Network-based Auto-probit Modeling for Protein Function Prediction
Article first published online: 6 DEC 2010
© 2010, The International Biometric Society
Volume 67, Issue 3, pages 958–966, September 2011
How to Cite
Jiang, X., Gold, D. and Kolaczyk, E. D. (2011), Network-based Auto-probit Modeling for Protein Function Prediction. Biometrics, 67: 958–966. doi: 10.1111/j.1541-0420.2010.01519.x
- Issue published online: 14 SEP 2011
- Article first published online: 6 DEC 2010
- Received January 2009. Revised July 2010. Accepted September 2010.

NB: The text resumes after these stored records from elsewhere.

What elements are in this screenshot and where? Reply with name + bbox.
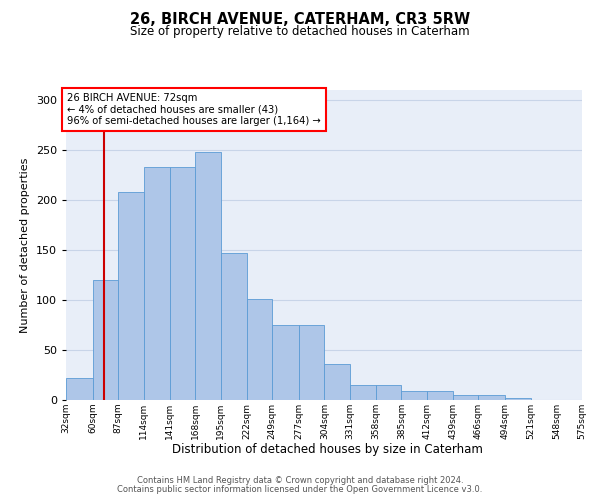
Text: Size of property relative to detached houses in Caterham: Size of property relative to detached ho… xyxy=(130,25,470,38)
Bar xyxy=(453,395,478,400)
Bar xyxy=(325,364,350,400)
Bar xyxy=(299,325,325,400)
Y-axis label: Number of detached properties: Number of detached properties xyxy=(20,158,30,332)
Bar xyxy=(582,398,600,400)
Bar xyxy=(376,385,401,400)
Bar xyxy=(221,253,247,400)
Bar xyxy=(401,391,427,400)
Text: 26 BIRCH AVENUE: 72sqm
← 4% of detached houses are smaller (43)
96% of semi-deta: 26 BIRCH AVENUE: 72sqm ← 4% of detached … xyxy=(67,93,321,126)
Bar xyxy=(195,152,221,400)
Text: Contains public sector information licensed under the Open Government Licence v3: Contains public sector information licen… xyxy=(118,485,482,494)
Bar xyxy=(350,385,376,400)
Text: Contains HM Land Registry data © Crown copyright and database right 2024.: Contains HM Land Registry data © Crown c… xyxy=(137,476,463,485)
Text: 26, BIRCH AVENUE, CATERHAM, CR3 5RW: 26, BIRCH AVENUE, CATERHAM, CR3 5RW xyxy=(130,12,470,28)
Bar xyxy=(478,395,505,400)
Bar xyxy=(118,192,144,400)
Bar xyxy=(247,299,272,400)
Bar xyxy=(170,167,195,400)
Bar xyxy=(272,325,299,400)
Text: Distribution of detached houses by size in Caterham: Distribution of detached houses by size … xyxy=(172,442,482,456)
Bar xyxy=(505,398,530,400)
Bar xyxy=(92,280,118,400)
Bar xyxy=(66,378,92,400)
Bar xyxy=(427,391,453,400)
Bar xyxy=(144,167,170,400)
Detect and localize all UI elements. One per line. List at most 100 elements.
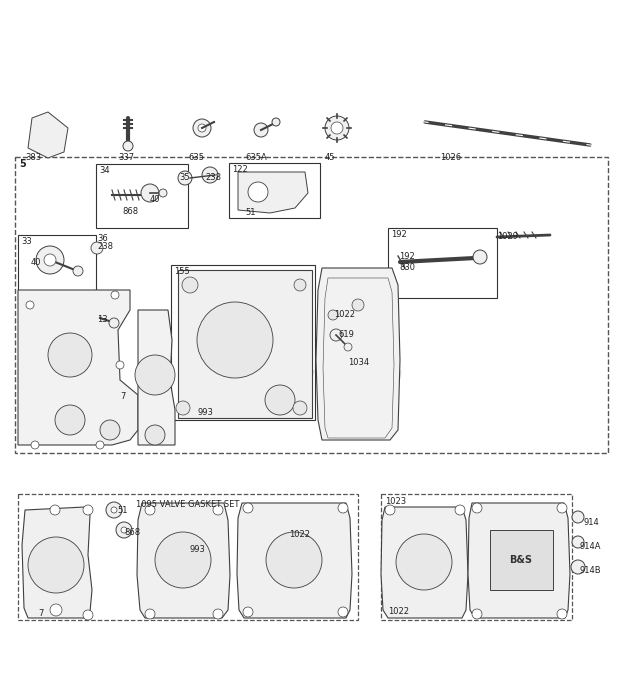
Bar (381, 494, 572, 620)
Text: 5: 5 (19, 159, 26, 169)
Circle shape (572, 536, 584, 548)
Text: 13: 13 (97, 315, 108, 324)
Text: 868: 868 (122, 207, 138, 216)
Text: 122: 122 (232, 165, 248, 174)
Text: 238: 238 (205, 173, 221, 182)
Text: 192: 192 (399, 252, 415, 261)
Circle shape (116, 361, 124, 369)
Text: eReplacementParts.com: eReplacementParts.com (216, 367, 404, 382)
Circle shape (472, 503, 482, 513)
Polygon shape (238, 172, 308, 213)
Bar (388, 228, 497, 298)
Circle shape (352, 299, 364, 311)
Text: 635A: 635A (245, 153, 267, 162)
Circle shape (31, 441, 39, 449)
Text: 238: 238 (97, 242, 113, 251)
Polygon shape (468, 503, 570, 618)
Text: 337: 337 (118, 153, 134, 162)
Circle shape (182, 277, 198, 293)
Bar (490, 530, 553, 590)
Circle shape (91, 242, 103, 254)
Polygon shape (237, 503, 352, 618)
Bar (18, 235, 96, 300)
Text: 993: 993 (197, 408, 213, 417)
Circle shape (193, 119, 211, 137)
Circle shape (396, 534, 452, 590)
Circle shape (338, 503, 348, 513)
Circle shape (328, 310, 338, 320)
Text: 33: 33 (21, 237, 32, 246)
Text: 40: 40 (150, 195, 161, 204)
Text: 35: 35 (179, 173, 190, 182)
Polygon shape (18, 290, 138, 445)
Bar (96, 164, 188, 228)
Polygon shape (138, 310, 175, 445)
Text: 36: 36 (97, 234, 108, 243)
Text: 7: 7 (38, 609, 43, 618)
Circle shape (572, 511, 584, 523)
Text: 1095 VALVE GASKET SET: 1095 VALVE GASKET SET (136, 500, 240, 509)
Circle shape (145, 505, 155, 515)
Text: B&S: B&S (510, 555, 533, 565)
Polygon shape (316, 268, 400, 440)
Polygon shape (137, 503, 230, 618)
Circle shape (123, 141, 133, 151)
Circle shape (198, 124, 206, 132)
Text: 914: 914 (583, 518, 599, 527)
Text: 1022: 1022 (289, 530, 310, 539)
Text: 830: 830 (399, 263, 415, 272)
Text: 1023: 1023 (385, 497, 406, 506)
Circle shape (26, 301, 34, 309)
Circle shape (344, 343, 352, 351)
Circle shape (176, 401, 190, 415)
Circle shape (145, 425, 165, 445)
Circle shape (83, 610, 93, 620)
Circle shape (50, 505, 60, 515)
Text: 619: 619 (338, 330, 354, 339)
Text: 383: 383 (25, 153, 41, 162)
Circle shape (254, 123, 268, 137)
Text: 34: 34 (99, 166, 110, 175)
Circle shape (28, 537, 84, 593)
Circle shape (325, 116, 349, 140)
Bar (171, 265, 315, 420)
Circle shape (73, 266, 83, 276)
Text: 45: 45 (325, 153, 335, 162)
Circle shape (159, 189, 167, 197)
Text: 868: 868 (124, 528, 140, 537)
Polygon shape (381, 507, 468, 618)
Circle shape (178, 171, 192, 185)
Polygon shape (22, 507, 92, 618)
Text: 1026: 1026 (440, 153, 461, 162)
Circle shape (48, 333, 92, 377)
Circle shape (109, 318, 119, 328)
Text: 1022: 1022 (334, 310, 355, 319)
Circle shape (213, 505, 223, 515)
Circle shape (338, 607, 348, 617)
Circle shape (83, 505, 93, 515)
Text: 914A: 914A (580, 542, 601, 551)
Circle shape (116, 522, 132, 538)
Text: 914B: 914B (580, 566, 601, 575)
Circle shape (111, 507, 117, 513)
Circle shape (44, 254, 56, 266)
Circle shape (135, 355, 175, 395)
Circle shape (330, 329, 342, 341)
Circle shape (472, 609, 482, 619)
Circle shape (197, 302, 273, 378)
Circle shape (202, 167, 218, 183)
Bar (229, 163, 320, 218)
Circle shape (145, 609, 155, 619)
Polygon shape (178, 270, 312, 418)
Circle shape (141, 184, 159, 202)
Text: 40: 40 (31, 258, 42, 267)
Circle shape (473, 250, 487, 264)
Text: 51: 51 (117, 506, 128, 515)
Circle shape (557, 503, 567, 513)
Circle shape (243, 607, 253, 617)
Bar (15, 157, 608, 453)
Text: 192: 192 (391, 230, 407, 239)
Text: 51: 51 (245, 208, 255, 217)
Circle shape (265, 385, 295, 415)
Circle shape (455, 505, 465, 515)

- Bayesian hierarchical model;
- Gene ontology annotation uncertainty;
- MCMC algorithm;
- Protein function prediction;
Summary Predicting the functional roles of proteins based on various genome-wide data, such as protein–protein association networks, has become a canonical problem in computational biology. Approaching this task as a binary classification problem, we develop a network-based extension of the spatial auto-probit model. In particular, we develop a hierarchical Bayesian probit-based framework for modeling binary network-indexed processes, with a latent multivariate conditional autoregressive Gaussian process. The latter allows for the easy incorporation of protein–protein association network topologies—either binary or weighted—in modeling protein functional similarity. We use this framework to predict protein functions, for functions defined as terms in the Gene Ontology (GO) database, a popular rigorous vocabulary for biological functionality. Furthermore, we show how a natural extension of this framework can be used to model and correct for the high percentage of false negative labels in training data derived from GO, a serious shortcoming endemic to biological databases of this type. Our method performance is evaluated and compared with standard algorithms on weighted yeast protein–protein association networks, extracted from a recently developed integrative database called Search Tool for the Retrieval of INteracting Genes/proteins (STRING). Results show that our basic method is competitive with these other methods, and that the extended method—incorporating the uncertainty in negative labels among the training data—can yield nontrivial improvements in predictive accuracy.